We define the mapping cone of $f:S^1\to S^1=:Y$, $f (z)=z^2$ as the quotient space of $S^1\times [0,1]\sqcup Y$ where $(z,0)$ and $(z',0)$ are identified and where $(z,1)$ and $f(z)$ are identified for all $z,z'\in S^1$. We call this space $C_f$.
Probably my question is very easy: What is the injection $Y\to C_f$, so that we can consider $Y\subseteq C_f$?
Further question: How does the injection $S^1\to C_f$ look like?
An explizit formula would be helpful.

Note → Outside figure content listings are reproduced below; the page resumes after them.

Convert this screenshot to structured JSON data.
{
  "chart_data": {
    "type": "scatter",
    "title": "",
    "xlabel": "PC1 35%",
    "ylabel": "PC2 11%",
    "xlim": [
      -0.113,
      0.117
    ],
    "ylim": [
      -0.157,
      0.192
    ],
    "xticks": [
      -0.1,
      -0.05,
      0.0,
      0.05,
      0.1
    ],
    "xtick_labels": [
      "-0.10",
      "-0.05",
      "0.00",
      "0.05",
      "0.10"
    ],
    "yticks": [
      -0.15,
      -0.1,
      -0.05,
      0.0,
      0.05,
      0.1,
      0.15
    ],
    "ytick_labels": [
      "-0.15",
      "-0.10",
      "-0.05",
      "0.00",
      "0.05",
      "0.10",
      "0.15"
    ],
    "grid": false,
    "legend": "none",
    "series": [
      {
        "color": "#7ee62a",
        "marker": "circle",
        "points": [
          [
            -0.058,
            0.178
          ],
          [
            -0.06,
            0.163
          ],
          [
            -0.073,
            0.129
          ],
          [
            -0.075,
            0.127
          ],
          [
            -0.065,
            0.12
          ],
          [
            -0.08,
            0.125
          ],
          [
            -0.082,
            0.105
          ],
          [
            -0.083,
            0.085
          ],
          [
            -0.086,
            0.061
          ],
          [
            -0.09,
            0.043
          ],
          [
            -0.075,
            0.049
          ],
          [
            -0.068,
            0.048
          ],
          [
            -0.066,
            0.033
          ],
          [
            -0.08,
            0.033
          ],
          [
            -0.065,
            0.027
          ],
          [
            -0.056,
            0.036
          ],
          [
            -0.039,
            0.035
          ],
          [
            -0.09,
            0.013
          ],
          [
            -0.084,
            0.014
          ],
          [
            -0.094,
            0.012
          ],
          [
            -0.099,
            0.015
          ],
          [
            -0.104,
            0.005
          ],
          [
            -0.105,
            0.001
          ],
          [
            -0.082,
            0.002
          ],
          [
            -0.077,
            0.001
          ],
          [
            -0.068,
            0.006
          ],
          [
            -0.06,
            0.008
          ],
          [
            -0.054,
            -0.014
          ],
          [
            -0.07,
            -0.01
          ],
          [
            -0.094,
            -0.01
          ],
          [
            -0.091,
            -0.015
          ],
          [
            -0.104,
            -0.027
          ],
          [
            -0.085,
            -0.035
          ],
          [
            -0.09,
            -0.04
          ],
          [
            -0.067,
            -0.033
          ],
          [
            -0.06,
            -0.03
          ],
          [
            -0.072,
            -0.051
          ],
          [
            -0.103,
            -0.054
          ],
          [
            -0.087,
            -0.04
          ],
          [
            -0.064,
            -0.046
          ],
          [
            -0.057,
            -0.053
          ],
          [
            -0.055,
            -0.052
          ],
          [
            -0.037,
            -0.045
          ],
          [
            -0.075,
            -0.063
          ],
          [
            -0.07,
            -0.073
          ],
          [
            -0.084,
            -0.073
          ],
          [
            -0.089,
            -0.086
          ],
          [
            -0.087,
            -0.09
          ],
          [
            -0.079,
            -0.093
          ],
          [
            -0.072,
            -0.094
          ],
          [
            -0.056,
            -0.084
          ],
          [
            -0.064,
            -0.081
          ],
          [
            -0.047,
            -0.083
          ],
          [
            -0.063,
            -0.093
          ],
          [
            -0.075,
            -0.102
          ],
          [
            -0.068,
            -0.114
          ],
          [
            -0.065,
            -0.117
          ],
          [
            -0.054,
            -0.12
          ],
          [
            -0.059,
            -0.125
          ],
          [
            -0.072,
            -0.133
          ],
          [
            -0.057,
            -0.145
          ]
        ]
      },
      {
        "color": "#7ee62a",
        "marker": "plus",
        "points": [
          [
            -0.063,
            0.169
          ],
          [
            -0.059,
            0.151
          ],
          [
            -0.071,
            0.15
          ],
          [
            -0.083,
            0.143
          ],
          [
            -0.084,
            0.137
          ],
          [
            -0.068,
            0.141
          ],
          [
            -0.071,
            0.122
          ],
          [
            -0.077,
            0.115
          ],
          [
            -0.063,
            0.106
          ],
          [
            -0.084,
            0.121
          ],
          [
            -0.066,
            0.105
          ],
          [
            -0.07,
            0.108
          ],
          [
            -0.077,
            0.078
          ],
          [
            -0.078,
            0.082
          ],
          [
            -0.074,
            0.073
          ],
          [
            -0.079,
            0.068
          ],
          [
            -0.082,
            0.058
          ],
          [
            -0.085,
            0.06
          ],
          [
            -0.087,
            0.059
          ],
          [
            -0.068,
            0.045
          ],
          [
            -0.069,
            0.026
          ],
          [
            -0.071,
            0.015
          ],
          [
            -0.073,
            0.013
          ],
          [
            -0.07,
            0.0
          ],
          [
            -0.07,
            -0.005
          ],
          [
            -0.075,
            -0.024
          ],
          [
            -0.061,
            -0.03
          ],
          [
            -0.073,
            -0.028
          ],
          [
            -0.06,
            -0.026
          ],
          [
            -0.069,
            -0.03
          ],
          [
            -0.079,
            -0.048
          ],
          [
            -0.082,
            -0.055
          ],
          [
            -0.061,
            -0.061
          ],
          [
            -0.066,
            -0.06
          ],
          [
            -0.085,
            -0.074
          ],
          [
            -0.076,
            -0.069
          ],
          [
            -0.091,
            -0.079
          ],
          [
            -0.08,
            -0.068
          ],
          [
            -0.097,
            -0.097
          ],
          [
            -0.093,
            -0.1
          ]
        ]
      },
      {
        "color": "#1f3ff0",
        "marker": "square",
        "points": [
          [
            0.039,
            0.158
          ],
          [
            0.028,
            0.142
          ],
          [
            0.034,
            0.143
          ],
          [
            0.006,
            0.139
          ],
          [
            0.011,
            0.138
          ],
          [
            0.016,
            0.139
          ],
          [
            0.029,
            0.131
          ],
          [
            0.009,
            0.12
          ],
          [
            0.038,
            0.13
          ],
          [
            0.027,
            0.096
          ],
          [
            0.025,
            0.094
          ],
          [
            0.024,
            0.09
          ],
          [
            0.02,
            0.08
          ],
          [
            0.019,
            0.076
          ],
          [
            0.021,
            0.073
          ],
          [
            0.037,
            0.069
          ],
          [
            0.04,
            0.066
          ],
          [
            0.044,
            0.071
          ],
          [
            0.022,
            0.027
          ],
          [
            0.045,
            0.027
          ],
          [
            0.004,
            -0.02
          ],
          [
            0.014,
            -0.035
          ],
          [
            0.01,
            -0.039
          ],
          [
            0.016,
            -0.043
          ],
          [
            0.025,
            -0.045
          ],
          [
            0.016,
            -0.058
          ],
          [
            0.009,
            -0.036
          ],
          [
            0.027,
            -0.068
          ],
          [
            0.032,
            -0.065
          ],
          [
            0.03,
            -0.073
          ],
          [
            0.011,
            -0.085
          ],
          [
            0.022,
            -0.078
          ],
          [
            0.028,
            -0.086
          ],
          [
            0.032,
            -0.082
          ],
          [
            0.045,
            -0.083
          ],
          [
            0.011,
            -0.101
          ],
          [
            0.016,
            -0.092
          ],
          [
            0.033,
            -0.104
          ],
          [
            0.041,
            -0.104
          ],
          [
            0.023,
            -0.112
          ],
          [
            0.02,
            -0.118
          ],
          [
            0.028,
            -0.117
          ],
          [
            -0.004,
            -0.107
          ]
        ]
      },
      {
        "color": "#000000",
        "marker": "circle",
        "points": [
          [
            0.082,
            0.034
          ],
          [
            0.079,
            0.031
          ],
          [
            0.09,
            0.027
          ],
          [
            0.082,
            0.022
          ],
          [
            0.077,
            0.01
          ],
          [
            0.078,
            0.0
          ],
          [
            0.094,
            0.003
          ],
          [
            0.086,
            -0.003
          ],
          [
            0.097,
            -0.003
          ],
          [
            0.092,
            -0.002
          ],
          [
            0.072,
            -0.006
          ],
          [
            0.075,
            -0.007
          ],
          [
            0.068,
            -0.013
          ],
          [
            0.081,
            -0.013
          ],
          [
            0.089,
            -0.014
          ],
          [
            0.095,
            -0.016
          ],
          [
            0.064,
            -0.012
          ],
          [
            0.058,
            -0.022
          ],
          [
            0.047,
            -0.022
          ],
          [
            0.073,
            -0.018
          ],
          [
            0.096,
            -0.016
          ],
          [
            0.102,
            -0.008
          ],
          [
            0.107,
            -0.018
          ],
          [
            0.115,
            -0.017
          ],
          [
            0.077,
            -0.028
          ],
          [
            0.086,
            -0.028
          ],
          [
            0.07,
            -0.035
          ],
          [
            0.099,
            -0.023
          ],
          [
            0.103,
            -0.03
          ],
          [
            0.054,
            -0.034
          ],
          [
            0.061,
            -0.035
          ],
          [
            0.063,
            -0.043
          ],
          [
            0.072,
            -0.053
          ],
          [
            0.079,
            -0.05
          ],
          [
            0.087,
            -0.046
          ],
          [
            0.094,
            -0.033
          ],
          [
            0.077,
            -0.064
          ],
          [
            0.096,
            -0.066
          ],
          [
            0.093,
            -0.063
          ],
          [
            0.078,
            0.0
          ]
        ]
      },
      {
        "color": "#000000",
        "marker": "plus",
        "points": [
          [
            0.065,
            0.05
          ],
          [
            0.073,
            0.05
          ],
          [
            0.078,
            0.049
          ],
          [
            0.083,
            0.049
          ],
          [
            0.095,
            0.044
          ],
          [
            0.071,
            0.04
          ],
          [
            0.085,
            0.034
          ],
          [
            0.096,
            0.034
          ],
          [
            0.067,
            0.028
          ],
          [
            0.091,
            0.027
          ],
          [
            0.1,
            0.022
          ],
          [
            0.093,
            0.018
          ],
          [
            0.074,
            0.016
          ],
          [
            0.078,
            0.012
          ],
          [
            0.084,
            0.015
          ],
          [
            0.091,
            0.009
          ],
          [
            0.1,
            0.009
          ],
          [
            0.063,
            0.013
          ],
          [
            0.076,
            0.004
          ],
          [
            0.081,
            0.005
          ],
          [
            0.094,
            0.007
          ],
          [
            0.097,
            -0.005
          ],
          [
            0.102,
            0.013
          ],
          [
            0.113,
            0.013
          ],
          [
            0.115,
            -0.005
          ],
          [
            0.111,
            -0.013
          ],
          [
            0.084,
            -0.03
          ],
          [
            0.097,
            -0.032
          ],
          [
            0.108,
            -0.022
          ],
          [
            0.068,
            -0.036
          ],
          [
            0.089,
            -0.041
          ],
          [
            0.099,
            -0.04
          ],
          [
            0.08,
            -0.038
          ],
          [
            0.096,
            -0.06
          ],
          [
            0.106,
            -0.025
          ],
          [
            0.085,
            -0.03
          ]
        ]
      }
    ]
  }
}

Thanks!
The question is not that trivial. Though it's pretty obvious that the composition $$Y\hookrightarrow S^1\times[0,1]\sqcup Y\xrightarrow q C_f$$ is injective, you still need to show that it's a homeomorphism onto its image, i.e. an embedding. To this end, let $C\subseteq Y$ be closed. Then $\bar C=f^{-1}(C)\times\{0\}\sqcup C$ is closed in $S^1\times[0,1]\sqcup Y$, and $q(\bar C)$ is closed in $C_f$ since $\bar C$ is its preimage. But $q(\bar C)=C$, so $C$ is closed in $C_f$, and this shows that $q:Y\to C_f$ is even a closed embedding.